SEC Brings Another Insider Trading Case As Administrative Proceeding
There is little doubt that the SEC is bringing more cases in an administrative forum. While the agency has not acknowledge the trend, over the last several months it has filed a series of insider trading cases as administrative proceedings (here) rather than in Federal district court. Generally those actions were settled, although one was contested and later dismissed at the request of the Division.
This trend is particularly significant since insider trading law has been developed by the courts, not Congress. Filing cases in an administrative forum eliminates the role of the Federal courts in the development of insider trading law, leaving it largely to the SEC, with perhaps exception of the few cases that are appealed to a Circuit Court for review. This raises significant questions regarding the development of key elements of the offense such as the requirements for tipping in the recent Newman decision by the Second Circuit which restored the Dirks personal benefit test in Exchange Act Section 10(b) cases (here).
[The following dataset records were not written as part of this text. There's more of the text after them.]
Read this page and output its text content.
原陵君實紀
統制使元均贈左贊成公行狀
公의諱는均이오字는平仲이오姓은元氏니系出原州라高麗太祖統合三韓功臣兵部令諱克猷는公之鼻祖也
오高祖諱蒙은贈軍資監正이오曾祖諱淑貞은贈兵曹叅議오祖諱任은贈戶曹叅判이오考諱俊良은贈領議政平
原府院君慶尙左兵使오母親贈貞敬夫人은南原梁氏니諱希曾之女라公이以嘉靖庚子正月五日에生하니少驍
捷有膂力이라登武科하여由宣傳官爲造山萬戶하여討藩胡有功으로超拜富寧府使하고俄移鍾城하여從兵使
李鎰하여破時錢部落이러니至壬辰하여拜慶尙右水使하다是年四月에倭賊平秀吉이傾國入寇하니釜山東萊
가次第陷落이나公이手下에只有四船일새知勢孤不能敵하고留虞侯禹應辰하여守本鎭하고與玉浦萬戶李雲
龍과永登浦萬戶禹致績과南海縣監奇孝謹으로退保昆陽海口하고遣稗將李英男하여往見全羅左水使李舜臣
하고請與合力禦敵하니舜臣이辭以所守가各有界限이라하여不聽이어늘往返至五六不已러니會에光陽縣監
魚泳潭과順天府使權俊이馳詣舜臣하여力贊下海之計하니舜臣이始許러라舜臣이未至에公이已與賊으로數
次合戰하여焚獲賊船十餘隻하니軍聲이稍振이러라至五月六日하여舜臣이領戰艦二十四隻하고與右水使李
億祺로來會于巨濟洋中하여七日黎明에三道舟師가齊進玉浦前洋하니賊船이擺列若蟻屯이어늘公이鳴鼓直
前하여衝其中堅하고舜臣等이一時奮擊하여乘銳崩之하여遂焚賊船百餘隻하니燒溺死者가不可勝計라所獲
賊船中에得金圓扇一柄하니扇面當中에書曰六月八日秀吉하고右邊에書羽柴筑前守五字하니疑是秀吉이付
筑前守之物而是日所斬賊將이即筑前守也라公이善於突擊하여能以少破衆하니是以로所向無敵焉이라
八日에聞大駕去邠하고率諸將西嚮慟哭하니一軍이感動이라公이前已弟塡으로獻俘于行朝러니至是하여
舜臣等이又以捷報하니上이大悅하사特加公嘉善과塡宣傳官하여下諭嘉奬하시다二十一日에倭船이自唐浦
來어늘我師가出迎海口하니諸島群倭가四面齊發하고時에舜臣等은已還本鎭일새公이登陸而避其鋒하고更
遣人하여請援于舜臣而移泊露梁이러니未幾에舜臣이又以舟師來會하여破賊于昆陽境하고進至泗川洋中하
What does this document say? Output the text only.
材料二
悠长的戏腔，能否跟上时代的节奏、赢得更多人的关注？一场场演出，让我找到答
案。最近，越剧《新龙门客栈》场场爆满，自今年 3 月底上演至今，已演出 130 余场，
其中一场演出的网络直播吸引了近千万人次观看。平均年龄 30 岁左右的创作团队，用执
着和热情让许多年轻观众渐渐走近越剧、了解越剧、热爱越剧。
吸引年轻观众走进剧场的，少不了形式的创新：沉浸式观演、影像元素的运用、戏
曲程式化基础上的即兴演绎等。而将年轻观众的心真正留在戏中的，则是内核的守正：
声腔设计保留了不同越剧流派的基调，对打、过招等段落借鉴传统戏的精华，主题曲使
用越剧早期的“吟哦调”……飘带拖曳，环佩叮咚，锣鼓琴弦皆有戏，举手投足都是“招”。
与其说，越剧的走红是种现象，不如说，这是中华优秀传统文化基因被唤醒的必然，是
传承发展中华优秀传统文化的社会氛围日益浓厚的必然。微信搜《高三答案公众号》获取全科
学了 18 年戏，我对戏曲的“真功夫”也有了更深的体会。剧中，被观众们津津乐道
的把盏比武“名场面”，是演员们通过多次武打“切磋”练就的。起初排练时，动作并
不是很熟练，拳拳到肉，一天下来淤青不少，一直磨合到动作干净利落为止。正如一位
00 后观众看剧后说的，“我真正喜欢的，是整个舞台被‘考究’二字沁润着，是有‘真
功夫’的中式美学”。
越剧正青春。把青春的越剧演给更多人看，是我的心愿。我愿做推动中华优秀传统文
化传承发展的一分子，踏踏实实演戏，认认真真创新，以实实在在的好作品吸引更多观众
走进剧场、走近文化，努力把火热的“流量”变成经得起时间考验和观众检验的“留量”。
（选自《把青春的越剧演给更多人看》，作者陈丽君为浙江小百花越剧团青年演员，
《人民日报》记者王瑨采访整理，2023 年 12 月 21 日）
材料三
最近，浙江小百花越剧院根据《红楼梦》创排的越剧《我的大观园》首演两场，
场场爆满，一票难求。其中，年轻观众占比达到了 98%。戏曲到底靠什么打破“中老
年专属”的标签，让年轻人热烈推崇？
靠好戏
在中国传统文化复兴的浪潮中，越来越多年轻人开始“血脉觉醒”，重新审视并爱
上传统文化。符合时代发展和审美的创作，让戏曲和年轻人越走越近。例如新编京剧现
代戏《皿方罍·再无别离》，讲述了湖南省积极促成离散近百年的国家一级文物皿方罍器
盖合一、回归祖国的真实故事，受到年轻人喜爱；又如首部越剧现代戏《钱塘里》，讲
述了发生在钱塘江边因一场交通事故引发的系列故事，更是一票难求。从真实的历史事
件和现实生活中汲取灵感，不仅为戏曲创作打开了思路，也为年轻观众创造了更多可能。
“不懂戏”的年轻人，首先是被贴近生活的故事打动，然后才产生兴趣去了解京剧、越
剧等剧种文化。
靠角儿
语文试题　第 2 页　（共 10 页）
Now the SEC has brought another insider trading case as an administrative proceeding. Interestingly, the action is based on a second tier tip, and is being contested. It is not based on Section 10(b). In the Matter of Charles L. Hill, Jr., Adm. Proc. File No. 3-16383 (Feb. 11, 2015).
The action centers on the tender offer by NCR Corporation for Radiant Systems, Inc., announced on July 11, 2011 after the close of the markets. The deal began in early May 2011when NCR’s CEO called that CEO of Radiant and expressed an interest in a possible deal. Later that month Radiant’s board authorized discussions.
By mid-June a written offer was made by NCR to acquire Radiant. The offer followed the commencement of due diligence. By the end of the month, Radiant’s board approved an exclusivity agreement. The deal was structured as a tender offer in an agreement executed on July 11, 2011.
Radiant’s COO, the brother of the CEO, learned about the deal in early May. Subsequently, he continued to discuss the matter with his brother. COO also negotiated his employment terms in the event that the deal was consummated.
The COO’s had a Friend with whom he shared material, non-public information about the pending tender offer. The COO had been known Friend since childhood. They attended college together. Both resided in Atlanta. They routinely shared confidential information. Friend also knew the position COO held at Radiant.
Friend had a close personal relationship with Charles Hill. While the two frequently spoke, there is no allegation that they routinely exchanged confidential information.
During the deal period the Order alleges that Friend furnished Mr. Hill with material, non-public information about the pending tender offer for Radiant. Mr. Hill “was aware of the relationship” between Friend and COO. Mr. Hill was also acquainted with COO. There is no allegation that Friend received any benefit for transmitting the information.
Mr. Hill made a series of purchases of Radiant stock beginning on June 1, 2011. Eventually he acquired over 100,000 shares of a stock he had not purchased over the last four years. By July 8, 2011 the shares had a value of over $2.2 million. At the time of the purchases Mr. Hill knew, or had reason to know, that the information he obtained was material and non-public, according to the Order, and he had reason to know it came directly or indirectly form Radiant, or an officer, director or employee of the company. Each of the purchases was made after NCR had taken substantial steps to commence the tender offer.
Following the deal announcement the share price of Radiant increased over 30%. Mr. Hill had profits of about $744,000. The Order alleges violations of Exchange Act Section 14(e) but not 10(b). The proceeding will be set for hearing.